Salesforce recently released a study that AI-powered CRM activities could increase global business revenues by $1.1 trillion and create 800,000 net-new jobs. In the next 4 years, they also predicted that the global market for AI in CRM would leap from $7.9 billion to $46.3 billion.
And yet the level of understanding for AI among marketers is mixed. Some believe AI can solve every kind of marketing problem and others have no idea what it can do. The CMO Council recently put together research showing marketers’ impressions of AI that showed marketers widely split between “excited about the possibilities”, “feels far off”, and “not quite sure what it is.”
As we head into a new year, it will be interesting to see how organizations continue to take advantage of AI and machine learning marketing. Here’s how Adobe VP Anil Kamath put it:
“People used to be very wary of machine learning. It was a black box, and they didn’t know whether to trust it—and that’s changed now. It’s become more like table stakes. Everybody needs to have machine learning in order to compete effectively.”
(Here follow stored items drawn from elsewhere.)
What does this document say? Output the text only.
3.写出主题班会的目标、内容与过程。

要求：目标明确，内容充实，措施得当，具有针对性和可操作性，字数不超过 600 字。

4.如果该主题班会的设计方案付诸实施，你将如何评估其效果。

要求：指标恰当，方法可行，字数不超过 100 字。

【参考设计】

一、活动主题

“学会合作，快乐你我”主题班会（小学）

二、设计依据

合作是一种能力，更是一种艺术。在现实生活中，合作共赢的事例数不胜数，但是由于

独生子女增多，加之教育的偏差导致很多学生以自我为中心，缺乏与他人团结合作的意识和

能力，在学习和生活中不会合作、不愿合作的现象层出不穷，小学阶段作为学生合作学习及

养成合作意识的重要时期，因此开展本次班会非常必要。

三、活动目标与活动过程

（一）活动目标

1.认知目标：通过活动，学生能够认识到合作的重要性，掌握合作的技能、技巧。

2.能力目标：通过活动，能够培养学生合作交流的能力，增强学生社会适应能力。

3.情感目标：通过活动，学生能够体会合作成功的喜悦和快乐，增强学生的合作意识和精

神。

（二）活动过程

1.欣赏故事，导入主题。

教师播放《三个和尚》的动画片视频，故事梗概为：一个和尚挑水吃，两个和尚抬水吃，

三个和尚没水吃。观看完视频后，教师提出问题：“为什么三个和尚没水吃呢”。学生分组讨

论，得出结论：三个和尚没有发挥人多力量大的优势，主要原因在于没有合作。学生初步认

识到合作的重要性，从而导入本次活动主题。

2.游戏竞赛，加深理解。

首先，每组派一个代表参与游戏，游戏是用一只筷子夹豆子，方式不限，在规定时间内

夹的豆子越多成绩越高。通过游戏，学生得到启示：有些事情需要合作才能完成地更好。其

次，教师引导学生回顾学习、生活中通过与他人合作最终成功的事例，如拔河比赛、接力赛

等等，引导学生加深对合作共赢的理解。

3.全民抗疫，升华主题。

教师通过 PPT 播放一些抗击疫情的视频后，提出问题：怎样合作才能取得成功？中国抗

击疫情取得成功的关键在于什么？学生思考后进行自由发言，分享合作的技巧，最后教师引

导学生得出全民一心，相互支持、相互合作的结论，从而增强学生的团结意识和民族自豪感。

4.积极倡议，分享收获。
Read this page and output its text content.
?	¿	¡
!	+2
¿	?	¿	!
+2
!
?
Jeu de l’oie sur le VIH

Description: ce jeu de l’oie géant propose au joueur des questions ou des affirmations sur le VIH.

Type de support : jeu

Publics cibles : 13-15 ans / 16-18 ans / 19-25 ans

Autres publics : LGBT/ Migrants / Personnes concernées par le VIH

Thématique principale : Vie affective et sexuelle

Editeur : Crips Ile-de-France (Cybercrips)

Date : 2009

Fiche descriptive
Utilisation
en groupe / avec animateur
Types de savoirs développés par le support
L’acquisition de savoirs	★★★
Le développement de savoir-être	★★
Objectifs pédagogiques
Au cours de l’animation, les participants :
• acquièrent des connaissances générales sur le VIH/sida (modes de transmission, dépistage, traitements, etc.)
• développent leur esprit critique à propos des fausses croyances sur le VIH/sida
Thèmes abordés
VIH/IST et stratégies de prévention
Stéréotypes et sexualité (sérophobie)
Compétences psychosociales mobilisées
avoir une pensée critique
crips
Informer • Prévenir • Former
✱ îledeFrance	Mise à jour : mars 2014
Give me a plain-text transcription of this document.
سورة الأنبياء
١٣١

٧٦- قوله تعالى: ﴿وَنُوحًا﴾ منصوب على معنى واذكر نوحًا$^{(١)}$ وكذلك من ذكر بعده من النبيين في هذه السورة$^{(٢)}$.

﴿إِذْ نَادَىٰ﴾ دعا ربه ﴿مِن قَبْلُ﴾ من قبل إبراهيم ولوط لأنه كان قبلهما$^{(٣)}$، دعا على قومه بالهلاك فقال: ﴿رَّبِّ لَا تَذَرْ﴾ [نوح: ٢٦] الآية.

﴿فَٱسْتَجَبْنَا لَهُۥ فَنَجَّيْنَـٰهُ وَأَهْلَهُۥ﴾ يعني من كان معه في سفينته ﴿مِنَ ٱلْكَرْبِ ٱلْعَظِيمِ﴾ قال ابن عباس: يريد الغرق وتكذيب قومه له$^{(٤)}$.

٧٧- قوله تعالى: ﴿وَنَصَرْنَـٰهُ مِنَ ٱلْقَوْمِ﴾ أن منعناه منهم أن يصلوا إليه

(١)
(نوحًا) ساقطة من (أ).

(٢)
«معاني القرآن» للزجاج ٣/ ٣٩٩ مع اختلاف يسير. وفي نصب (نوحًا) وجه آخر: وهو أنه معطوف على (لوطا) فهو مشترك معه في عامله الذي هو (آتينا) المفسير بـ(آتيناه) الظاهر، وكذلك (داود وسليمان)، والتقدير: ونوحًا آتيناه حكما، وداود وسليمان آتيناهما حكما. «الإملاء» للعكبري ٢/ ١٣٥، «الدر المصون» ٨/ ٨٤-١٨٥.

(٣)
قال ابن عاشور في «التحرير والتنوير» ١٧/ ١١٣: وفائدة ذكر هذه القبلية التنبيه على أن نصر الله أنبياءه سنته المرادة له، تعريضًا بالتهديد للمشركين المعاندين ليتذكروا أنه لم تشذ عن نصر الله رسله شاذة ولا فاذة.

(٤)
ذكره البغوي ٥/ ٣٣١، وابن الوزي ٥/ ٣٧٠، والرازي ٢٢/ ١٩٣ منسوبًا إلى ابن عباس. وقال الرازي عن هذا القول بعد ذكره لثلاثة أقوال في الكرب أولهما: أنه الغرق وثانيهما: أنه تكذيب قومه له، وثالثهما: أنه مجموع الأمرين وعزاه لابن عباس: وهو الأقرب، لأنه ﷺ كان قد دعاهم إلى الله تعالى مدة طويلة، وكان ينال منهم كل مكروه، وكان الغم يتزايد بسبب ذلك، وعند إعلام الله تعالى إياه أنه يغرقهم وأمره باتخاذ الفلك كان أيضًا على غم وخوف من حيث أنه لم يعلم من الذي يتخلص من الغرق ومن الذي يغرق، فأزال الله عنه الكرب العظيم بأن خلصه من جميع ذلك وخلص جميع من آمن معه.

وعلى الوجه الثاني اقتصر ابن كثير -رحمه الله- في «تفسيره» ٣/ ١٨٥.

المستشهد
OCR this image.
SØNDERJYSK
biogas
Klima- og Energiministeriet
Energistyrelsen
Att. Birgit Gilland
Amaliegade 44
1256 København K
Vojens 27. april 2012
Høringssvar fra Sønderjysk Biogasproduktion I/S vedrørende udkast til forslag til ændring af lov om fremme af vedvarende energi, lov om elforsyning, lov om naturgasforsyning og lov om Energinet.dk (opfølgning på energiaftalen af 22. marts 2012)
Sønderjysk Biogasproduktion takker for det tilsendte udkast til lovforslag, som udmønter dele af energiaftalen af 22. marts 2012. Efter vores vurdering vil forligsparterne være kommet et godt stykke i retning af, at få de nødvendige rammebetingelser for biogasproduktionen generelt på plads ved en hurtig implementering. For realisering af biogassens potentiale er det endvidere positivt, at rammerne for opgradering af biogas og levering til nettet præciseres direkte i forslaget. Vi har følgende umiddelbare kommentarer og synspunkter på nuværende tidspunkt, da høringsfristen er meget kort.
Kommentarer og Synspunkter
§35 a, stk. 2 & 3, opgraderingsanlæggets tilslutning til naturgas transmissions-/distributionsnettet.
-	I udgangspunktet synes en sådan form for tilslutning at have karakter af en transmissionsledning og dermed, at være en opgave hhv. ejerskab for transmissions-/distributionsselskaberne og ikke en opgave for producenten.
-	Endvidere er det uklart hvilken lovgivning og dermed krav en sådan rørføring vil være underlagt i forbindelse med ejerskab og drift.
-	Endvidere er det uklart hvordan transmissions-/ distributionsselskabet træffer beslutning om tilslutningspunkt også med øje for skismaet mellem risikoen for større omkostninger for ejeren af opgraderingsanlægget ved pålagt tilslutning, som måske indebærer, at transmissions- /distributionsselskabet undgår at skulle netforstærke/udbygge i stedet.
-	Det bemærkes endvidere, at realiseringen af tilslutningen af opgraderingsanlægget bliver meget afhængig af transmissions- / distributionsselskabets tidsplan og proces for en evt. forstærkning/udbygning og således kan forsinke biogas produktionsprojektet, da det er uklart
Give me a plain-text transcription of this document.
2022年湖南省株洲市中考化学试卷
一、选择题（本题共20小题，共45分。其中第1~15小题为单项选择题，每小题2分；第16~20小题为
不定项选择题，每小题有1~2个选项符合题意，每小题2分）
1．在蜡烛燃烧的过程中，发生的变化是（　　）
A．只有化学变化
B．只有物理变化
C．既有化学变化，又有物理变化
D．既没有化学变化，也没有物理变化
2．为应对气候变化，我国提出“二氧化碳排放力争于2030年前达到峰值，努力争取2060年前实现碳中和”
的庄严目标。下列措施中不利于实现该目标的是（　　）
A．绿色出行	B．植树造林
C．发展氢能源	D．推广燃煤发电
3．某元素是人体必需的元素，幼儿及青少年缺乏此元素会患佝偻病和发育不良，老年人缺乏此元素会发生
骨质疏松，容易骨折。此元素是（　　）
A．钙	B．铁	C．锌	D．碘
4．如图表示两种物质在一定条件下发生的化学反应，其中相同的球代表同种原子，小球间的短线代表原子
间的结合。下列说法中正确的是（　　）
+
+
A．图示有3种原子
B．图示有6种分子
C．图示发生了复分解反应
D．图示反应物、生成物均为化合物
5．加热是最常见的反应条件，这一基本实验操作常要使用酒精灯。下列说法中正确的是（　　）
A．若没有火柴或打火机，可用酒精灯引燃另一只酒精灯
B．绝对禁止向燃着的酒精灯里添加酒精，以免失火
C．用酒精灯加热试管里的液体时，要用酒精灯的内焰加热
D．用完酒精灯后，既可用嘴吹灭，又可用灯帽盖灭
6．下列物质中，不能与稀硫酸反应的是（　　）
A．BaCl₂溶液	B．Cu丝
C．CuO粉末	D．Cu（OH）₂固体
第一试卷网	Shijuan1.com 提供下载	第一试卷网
Here are a few related cartoons I’ve drawn over the years:
“Big Data” January 2014
“Targeted Advertising” December 2014
“Predictive Analytics” December 2016
Ted Simon says
Always enjoy how you pack more meaning into a single frame than most cram into an entire white paper report, Tom.
As a right brain/left brain guy, I have a deep appreciation for the power and value of data. And, as a right brain/left brain guy, I notice how many companies seem to stop at the data and fail to fully utilize the information to drive meaningful insights which, in turn, drive relevant, compelling creative messages that move people to act.
Using one hemisphere of our brains without employing the other all too often falls short of the mark…and therefore short of meeting the objective of digging into that data in the first place. Those that appreciate and master both sides of our brains will be the big winners.